Chego 15 minutos antes, meu dia é sempre muito programado, senão não consigo dar conta, entro naquele prédio lindo da Cesarini's Arquitetos, fico muito orgulhosa em trabalhar em um lugar tão chique, mesmo que seja como faxineira, minha amiga Nicole me indicou e eu consegui o emprego, já estou a quase dois meses e muito feliz, vou conseguir quitar o dinheiro que peguei com o "Bigodinho", um agiota muito desonesto (apesar do apelido engraçado, não sei o nome dele), na hora do desespero, minha mãe precisava fazer a segunda cirugia para tirar o outro seio já que o câncer tinha se espalhado e no sus com certeza, até hoje ela ainda não teria feito, então fui até ele e vendi minha alma, não sobra nada dos meus salários, mas pelo menos estou conseguindo pagar ele.
- Bom dia Nick, como você está? - Cumprimento minha amiga. - Bom dia Lu, estou bem e sua mãe como está? - ela me pergunta - Ontem quando cheguei ela estava bem, pelo menos não estava passando m*l. - Respondi com aquele aperto no peito.
As seis horas já estou devidamente uniformizada, e limpando os escritórios antes que os funcionários comecem a trabalhar, a Nick me deixou responsável em limpar o escritório do senhor Leonardo, ela disse que a encarregada informou que ele estava gostando de como o escritório estava nos últimos dias, então me encaminho ao escritório dele, tem um cheiro divino, o senhor Leonardo Cesarini é muito jovem, e muito bonito, bom bonito é pouco, ele é um Deus Grego, moreno, alto, com olhos verdes maravilhosos, sempre simpático, mas inacessível, volto a realidade e continuo com meu trabalho.
O ponto alto do meu dia é sempre as nove horas, quando tenho que levar o café para o senhor Leonardo, chego sempre muito envergonhada, mas tento me mostrar confiante.
- Com licença senhor Leonardo - quando ele me ouve pedir licença, me dá um sorriso simpático, eu coro na hora, deixo seu café com ele me olhando e fico cada vez mais vermelha - O senhor precisa de mais alguma coisa? - pergunto. - No momento não - ele sempre diz isso, então corro pra fora da sua sala, todo dia é assim, as vezes penso que ele acha engraçado como me deixa desconfortável, ou seja assim com todo mundo vai saber.
Ao meio dia, já estou saindo do prédio da Cesarini´s para ir para meu segundo turno, onde já estou há 2 anos, a lanchonete do Pacheco, chego um pouco mais cedo para almoçar.
- Boa tarde pessoal - Digo tentando me manter o mais animada possível, afinal de contas ninguém tem nada haver com meus problemas - Estou morrendo de fome, capricha no meu prato Digão - Falo para o melhor cozinheiro que já conheci.
Assim que acabo de almoçar, começo a atender os clientes, é bem puxado na hora do almoço, mas a tarde fica um pouco mais tranquilo, a lanchonete fica aberta até as nove da noite, mas as vezes fecha as dez ou onze, então não temos uma hora fixa para voltar para casa.
Hoje, por uma obra divina, o Sr.

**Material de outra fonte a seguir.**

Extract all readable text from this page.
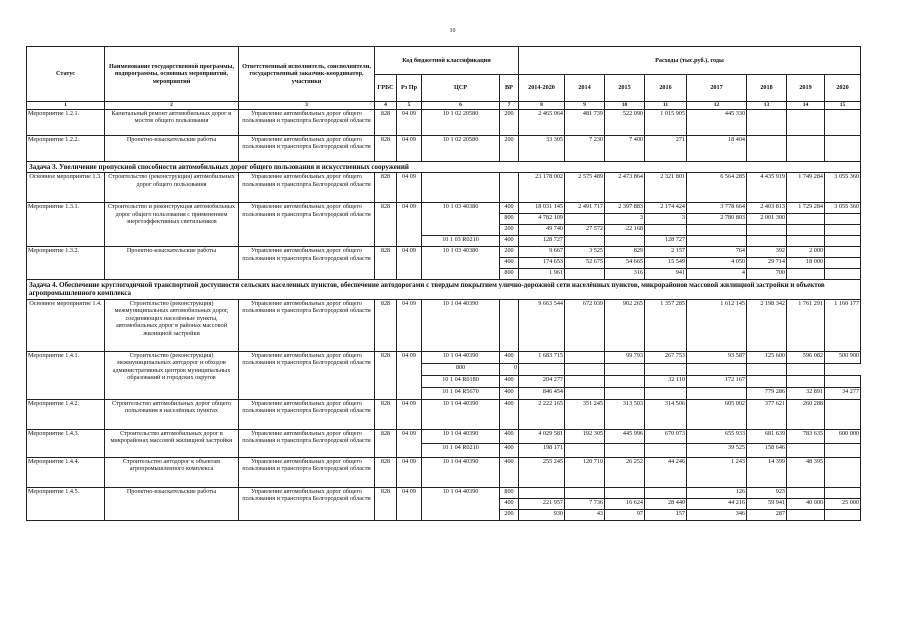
10
Статус	Наименование государственной программы, подпрограммы, основных мероприятий, мероприятий	Ответственный исполнитель, соисполнители, государственный заказчик-координатор, участники	Код бюджетной классификации				Расходы (тыс.руб.), годы							
			ГРБС	Рз Пр	ЦСР	ВР	2014-2020	2014	2015	2016	2017	2018	2019	2020
1	2	3	4	5	6	7	8	9	10	11	12	13	14	15
Мероприятие 1.2.1.	Капитальный ремонт автомобильных дорог и мостов общего пользования	Управление автомобильных дорог общего пользования и транспорта Белгородской области	828	04 09	10 1 02 20580	200	2 465 064	481 739	522 090	1 015 905	445 330			
Мероприятие 1.2.2.	Проектно-изыскательские работы	Управление автомобильных дорог общего пользования и транспорта Белгородской области	828	04 09	10 1 02 20580	200	33 305	7 230	7 400	271	18 404			
Задача 3. Увеличение пропускной способности автомобильных дорог общего пользования и искусственных сооружений														
Основное мероприятие 1.3.	Строительство (реконструкция) автомобильных дорог общего пользования	Управление автомобильных дорог общего пользования и транспорта Белгородской области	828	04 09			23 178 002	2 575 489	2 473 864	2 321 801	6 564 285	4 435 919	1 749 284	3 055 360
Мероприятие 1.3.1.	Строительство и реконструкция автомобильных дорог общего пользования с применением энергоэффективных светильников	Управление автомобильных дорог общего пользования и транспорта Белгородской области	828	04 09	10 1 03 40380	400	18 031 145	2 491 717	2 397 883	2 174 424	3 778 664	2 403 813	1 729 284	3 055 360
						800	4 782 109		3	3	2 780 803	2 001 300		
						200	49 740	27 572	22 168					
					10 1 03 R0210	400	128 727			128 727				
Мероприятие 1.3.2.	Проектно-изыскательские работы	Управление автомобильных дорог общего пользования и транспорта Белгородской области	828	04 09	10 1 03 40380	200	9 667	3 525	829	2 157	764	392	2 000	
						400	174 653	52 675	54 665	15 549	4 050	29 714	18 000	
						800	1 961		316	941	4	700		
Задача 4. Обеспечение круглогодичной транспортной доступности сельских населенных пунктов, обеспечение автодорогами с твердым покрытием улично-дорожной сети населённых пунктов, микрорайонов массовой жилищной застройки и объектов агропромышленного комплекса														
Основное мероприятие 1.4.	Строительство (реконструкция) межмуниципальных автомобильных дорог, соединяющих населённые пункты, автомобильных дорог в районах массовой жилищной застройки	Управление автомобильных дорог общего пользования и транспорта Белгородской области	828	04 09	10 1 04 40390		9 663 544	672 039	902 265	1 357 285	1 612 145	2 198 342	1 761 291	1 160 177
Мероприятие 1.4.1.	Строительство (реконструкция) межмуниципальных автодорог и обходов административных центров муниципальных образований и городских округов	Управление автомобильных дорог общего пользования и транспорта Белгородской области	828	04 09	10 1 04 40390	400	1 683 715		99 793	267 753	93 587	125 600	596 082	500 900
					800	0								
					10 1 04 R0180	400	204 277			32 110	172 167			
					10 1 04 R5670	400	846 454					779 286	32 891	34 277
Мероприятие 1.4.2.	Строительство автомобильных дорог общего пользования в населённых пунктах	Управление автомобильных дорог общего пользования и транспорта Белгородской области	828	04 09	10 1 04 40390	400	2 222 165	351 245	313 503	314 506	605 002	377 621	260 288	
Мероприятие 1.4.3.	Строительство автомобильных дорог в микрорайонах массовой жилищной застройки	Управление автомобильных дорог общего пользования и транспорта Белгородской области	828	04 09	10 1 04 40390	400	4 029 581	192 305	445 996	670 073	655 933	681 639	783 635	600 000
					10 1 04 R0210	400	198 171				39 525	158 646		
Мероприятие 1.4.4.	Строительство автодорог к объектам агропромышленного комплекса	Управление автомобильных дорог общего пользования и транспорта Белгородской области	828	04 09	10 1 04 40390	400	255 245	120 710	26 252	44 246	1 243	14 399	48 395	
Мероприятие 1.4.5.	Проектно-изыскательские работы	Управление автомобильных дорог общего пользования и транспорта Белгородской области	828	04 09	10 1 04 40390	800					126	923		
						400	221 957	7 736	16 624	28 440	44 216	59 941	40 000	25 000
						200	930	43	97	157	346	287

Pacheco resolveu fechar exatamente as nove horas, eu fico tão feliz que corro para ir para casa e só me dou conta que ainda estou com o avental e a touca do trabalho, quando chego no ponto de ônibus, o único problema é que hoje não posso dormir no caminho, porque meu amigo cobrador só passa mais tarde, mas quem liga, vou chegar em casa as dez, isso é incrível, vou poder lavar meu cabelo e descansar um pouco mais, para amanhã começar tudo de novo, é o ciclo sem fim.